氨基葡萄糖,是天然的氨基单糖,为人体关节软骨基质中合成蛋白聚糖所必需的物质,分子式C6H13NO5,分子量179.2。有研究表明,氨基葡萄糖可用于治疗类风湿关节炎、肺部污染、过敏性感染、伤口、颞下颌关节问题和背痛。目前,生产氨基葡萄糖的方法主要为酸水解法、酶解法及微生物发酵法。微生物发酵法由于原材料广泛、污染相对较小而被广泛用于氨基葡萄糖的生产。发酵法提取氨基葡萄糖的一般流程为:利用过量的酸酸化发酵液,使其中的氨糖衍生物转化为氨基葡萄糖,利用碱性物质中和多余的酸,得到氨基葡萄糖盐溶液,对盐溶液进行脱色处理,最后加入乙醇等有机溶剂,利用氨基葡萄糖盐酸盐或硫酸盐不溶于乙醇的特点使其结晶析出。提取氨糖后的液相中仍然含有约8%-15%的氨基葡萄糖,该液相即为氨基葡萄糖母液。同时反应过程中会产生大量的废酸(卢健行.一种从母液中高效提取氨基葡萄糖的工艺:CN115558004A[P].2023-01-03.)。

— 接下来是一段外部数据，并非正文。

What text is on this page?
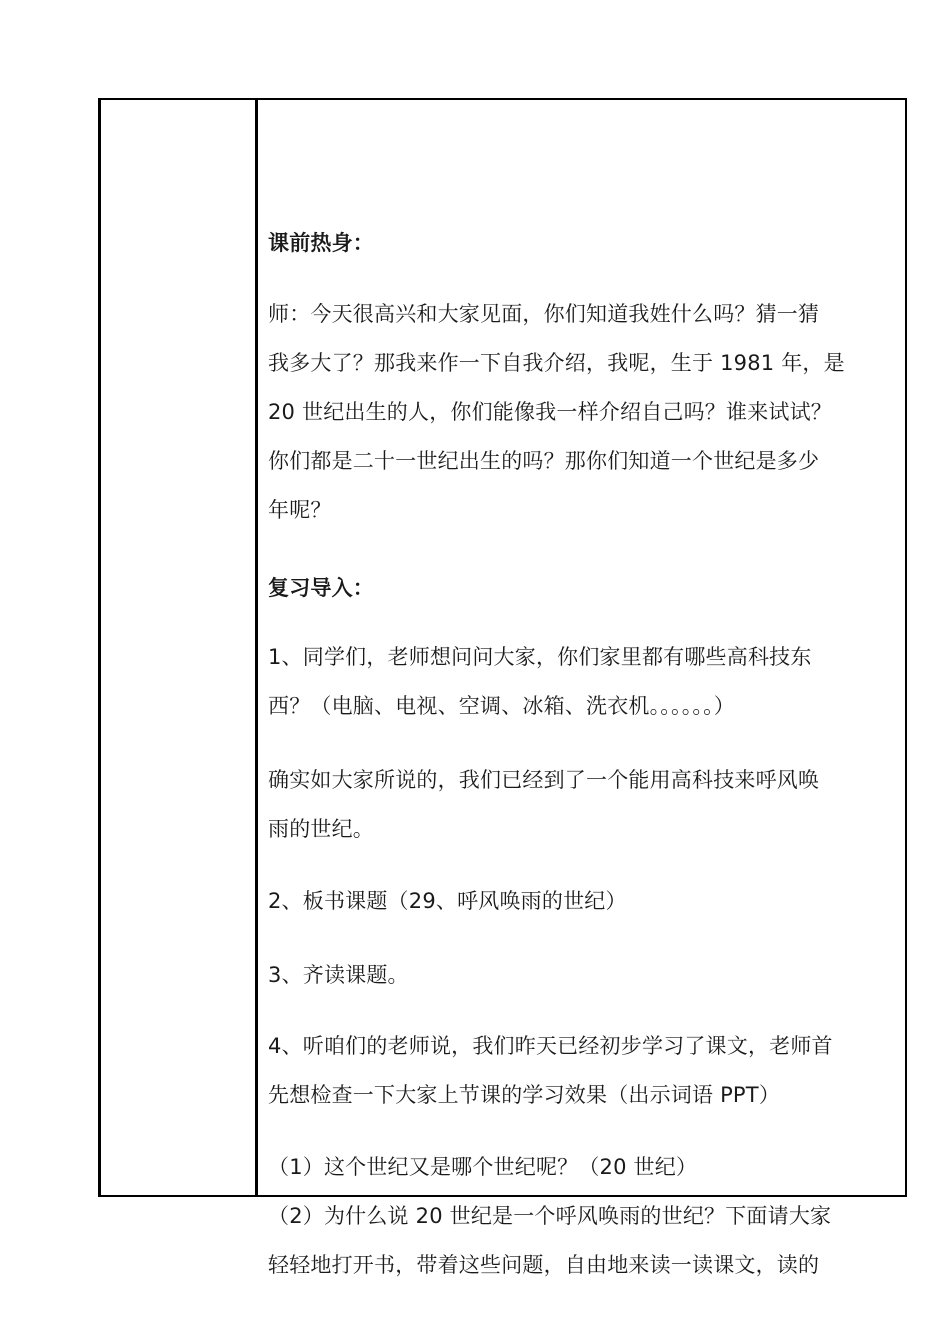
课前热身：

师：今天很高兴和大家见面，你们知道我姓什么吗？猜一猜
我多大了？那我来作一下自我介绍，我呢，生于 1981 年，是
20 世纪出生的人，你们能像我一样介绍自己吗？谁来试试？
你们都是二十一世纪出生的吗？那你们知道一个世纪是多少
年呢？

复习导入：

1、同学们，老师想问问大家，你们家里都有哪些高科技东
西？（电脑、电视、空调、冰箱、洗衣机。。。。。。）

确实如大家所说的，我们已经到了一个能用高科技来呼风唤
雨的世纪。

2、板书课题（29、呼风唤雨的世纪）

3、齐读课题。

4、听咱们的老师说，我们昨天已经初步学习了课文，老师首
先想检查一下大家上节课的学习效果（出示词语 PPT）

（1）这个世纪又是哪个世纪呢？（20 世纪）

（2）为什么说 20 世纪是一个呼风唤雨的世纪？下面请大家
轻轻地打开书，带着这些问题，自由地来读一读课文，读的
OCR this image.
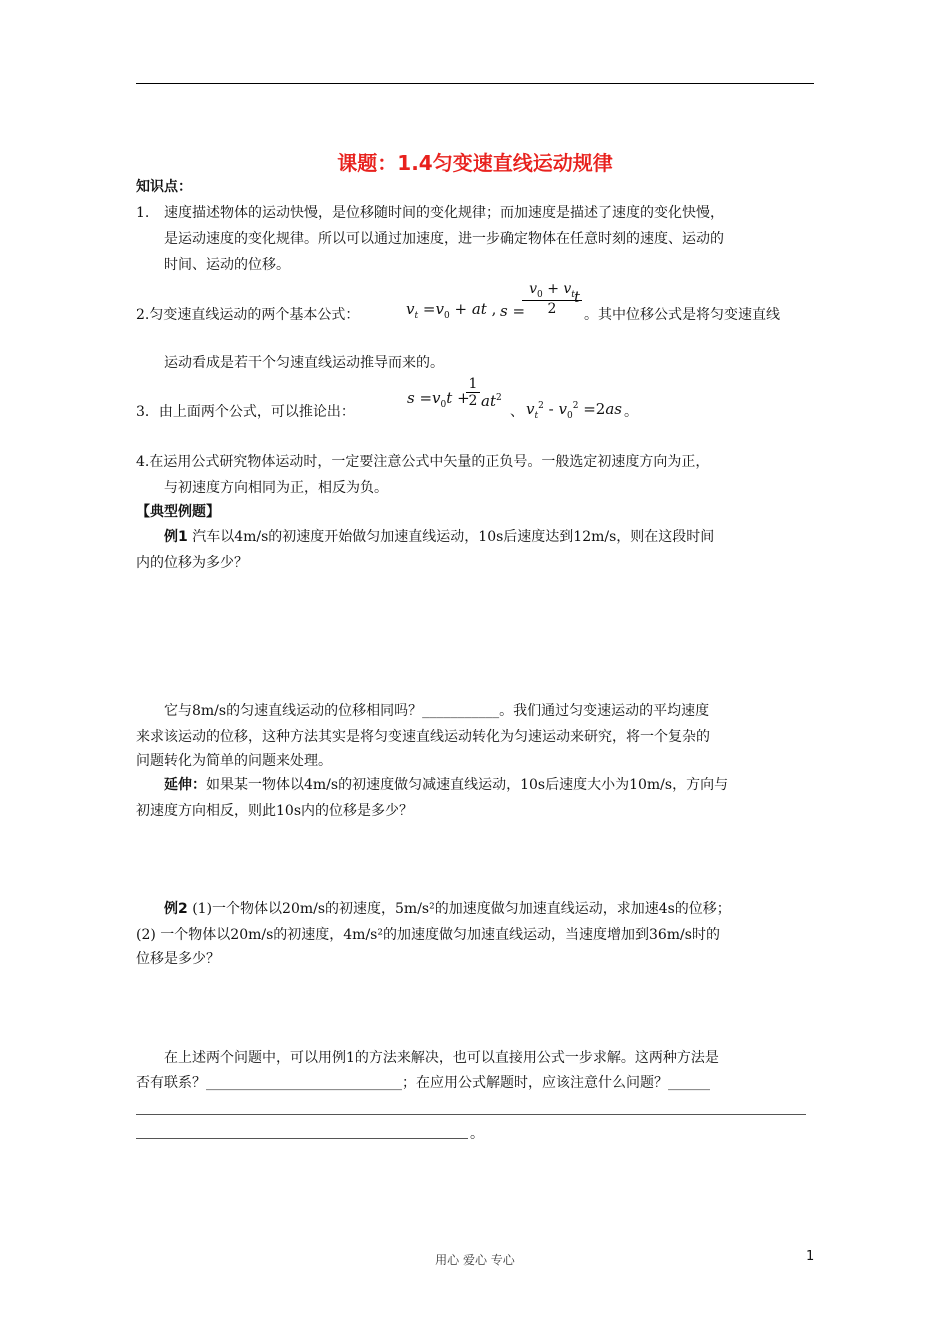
课题：1.4匀变速直线运动规律
知识点：
1. 速度描述物体的运动快慢，是位移随时间的变化规律；而加速度是描述了速度的变化快慢，
是运动速度的变化规律。所以可以通过加速度，进一步确定物体在任意时刻的速度、运动的
时间、运动的位移。
2.匀变速直线运动的两个基本公式：	$v_t =v_0$ + at , s =
$v_0 + v_t$
2
t
。其中位移公式是将匀变速直线
运动看成是若干个匀速直线运动推导而来的。
3．由上面两个公式，可以推论出：
$s =v_0t$ +
1
2 $at^2$
、 $v_t^2 - v_0^2 =2as$ 。
4.在运用公式研究物体运动时，一定要注意公式中矢量的正负号。一般选定初速度方向为正，
与初速度方向相同为正，相反为负。
【典型例题】
例1 汽车以4m/s的初速度开始做匀加速直线运动，10s后速度达到12m/s，则在这段时间
内的位移为多少？
它与8m/s的匀速直线运动的位移相同吗？___________。我们通过匀变速运动的平均速度
来求该运动的位移，这种方法其实是将匀变速直线运动转化为匀速运动来研究，将一个复杂的
问题转化为简单的问题来处理。
延伸：如果某一物体以4m/s的初速度做匀减速直线运动，10s后速度大小为10m/s，方向与
初速度方向相反，则此10s内的位移是多少？
例2 (1)一个物体以20m/s的初速度，5m/s²的加速度做匀加速直线运动，求加速4s的位移；
(2) 一个物体以20m/s的初速度，4m/s²的加速度做匀加速直线运动，当速度增加到36m/s时的
位移是多少？
在上述两个问题中，可以用例1的方法来解决，也可以直接用公式一步求解。这两种方法是
否有联系？____________________________；在应用公式解题时，应该注意什么问题？______
。
用心 爱心 专心	1
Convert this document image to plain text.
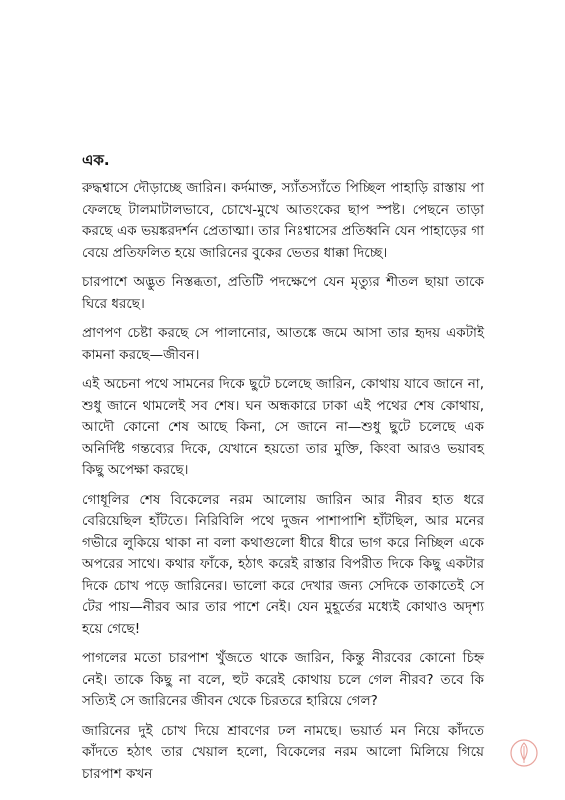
এক.

রুদ্ধশ্বাসে দৌড়াচ্ছে জারিন। কর্দমাক্ত, স্যাঁতস্যাঁতে পিচ্ছিল পাহাড়ি রাস্তায় পা ফেলছে টালমাটালভাবে, চোখে-মুখে আতংকের ছাপ স্পষ্ট। পেছনে তাড়া করছে এক ভয়ঙ্করদর্শন প্রেতাত্মা। তার নিঃশ্বাসের প্রতিধ্বনি যেন পাহাড়ের গা বেয়ে প্রতিফলিত হয়ে জারিনের বুকের ভেতর ধাক্কা দিচ্ছে।

চারপাশে অদ্ভুত নিস্তব্ধতা, প্রতিটি পদক্ষেপে যেন মৃত্যুর শীতল ছায়া তাকে ঘিরে ধরছে।

প্রাণপণ চেষ্টা করছে সে পালানোর, আতঙ্কে জমে আসা তার হৃদয় একটাই কামনা করছে—জীবন।

এই অচেনা পথে সামনের দিকে ছুটে চলেছে জারিন, কোথায় যাবে জানে না, শুধু জানে থামলেই সব শেষ। ঘন অন্ধকারে ঢাকা এই পথের শেষ কোথায়, আদৌ কোনো শেষ আছে কিনা, সে জানে না—শুধু ছুটে চলেছে এক অনির্দিষ্ট গন্তব্যের দিকে, যেখানে হয়তো তার মুক্তি, কিংবা আরও ভয়াবহ কিছু অপেক্ষা করছে।

গোধূলির শেষ বিকেলের নরম আলোয় জারিন আর নীরব হাত ধরে বেরিয়েছিল হাঁটতে। নিরিবিলি পথে দুজন পাশাপাশি হাঁটছিল, আর মনের গভীরে লুকিয়ে থাকা না বলা কথাগুলো ধীরে ধীরে ভাগ করে নিচ্ছিল একে অপরের সাথে। কথার ফাঁকে, হঠাৎ করেই রাস্তার বিপরীত দিকে কিছু একটার দিকে চোখ পড়ে জারিনের। ভালো করে দেখার জন্য সেদিকে তাকাতেই সে টের পায়—নীরব আর তার পাশে নেই। যেন মুহূর্তের মধ্যেই কোথাও অদৃশ্য হয়ে গেছে!

পাগলের মতো চারপাশ খুঁজতে থাকে জারিন, কিন্তু নীরবের কোনো চিহ্ন নেই। তাকে কিছু না বলে, হুট করেই কোথায় চলে গেল নীরব? তবে কি সত্যিই সে জারিনের জীবন থেকে চিরতরে হারিয়ে গেল?

জারিনের দুই চোখ দিয়ে শ্রাবণের ঢল নামছে। ভয়ার্ত মন নিয়ে কাঁদতে কাঁদতে হঠাৎ তার খেয়াল হলো, বিকেলের নরম আলো মিলিয়ে গিয়ে চারপাশ কখন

培养基的组分及浓度对微生物发酵培养至关重要。然而目前所用的培养基成分复杂,价格昂贵。虽然常规的含有一定浓度氯化钠的合成培养基均可以用作嗜盐菌生产依克多因,但是存在染菌的风险,因此不利于工业发酵成本控制。因此,急需要一种价格低廉,操作简单且不易染菌的生产依克多因的培养基及嗜盐菌的培养条件。
本发明基于上述发酵废液为原料,通过培养基优化,确定了最适生产依克多因的培养基,并在此基础上,通过优化发酵条件,探究了不同初始pH、不同盐浓度以及添加不同废乙酸浓度下,高附加值产物依克多因生产情况。本发明的培养基原料易得,价格极低且操作简单。
发明内容
本发明的目的是提供一种培养基及利用其发酵生产依克多因的方法,以解决上述现有技术存在的问题,本发明所述的培养基原料来源于工厂生产废料,价格低廉,且发酵培养方法简单,产生可观的依克多因合成量,具有很好的资源化利用前景。
为实现上述目的,本发明提供了如下方案:
本发明提供一种发酵生产依克多因的培养基,包含以下组分:
氨基葡萄糖母液0.1-0.5L/L、0.1-0.9L/L、氯化钠60-150g/L、微量元素10-15g/L、碳酸钙0.5-1.0g/L和消泡剂0.5g/L,调pH至5-9;
所述氨基葡萄糖母液包含80g/L的氨基葡萄糖。
进一步地,所述培养基中氨基葡萄糖母液和水的体积比为1:4;所述氯化钠的浓度为60g/L;用固态氢氧化钠调pH至8。
进一步地,所述微量元素包含无水硫酸铜0.60g/L,碘化钾0.088g/L,氯化锰0.12g/L,钼酸钠0.20g/L,硼酸0.02g/L,氯化钴0.50g/L,氯化锌0.10g/L,硫酸亚铁6.50g/L,生物素0.25g/L和硫酸5.00g/L。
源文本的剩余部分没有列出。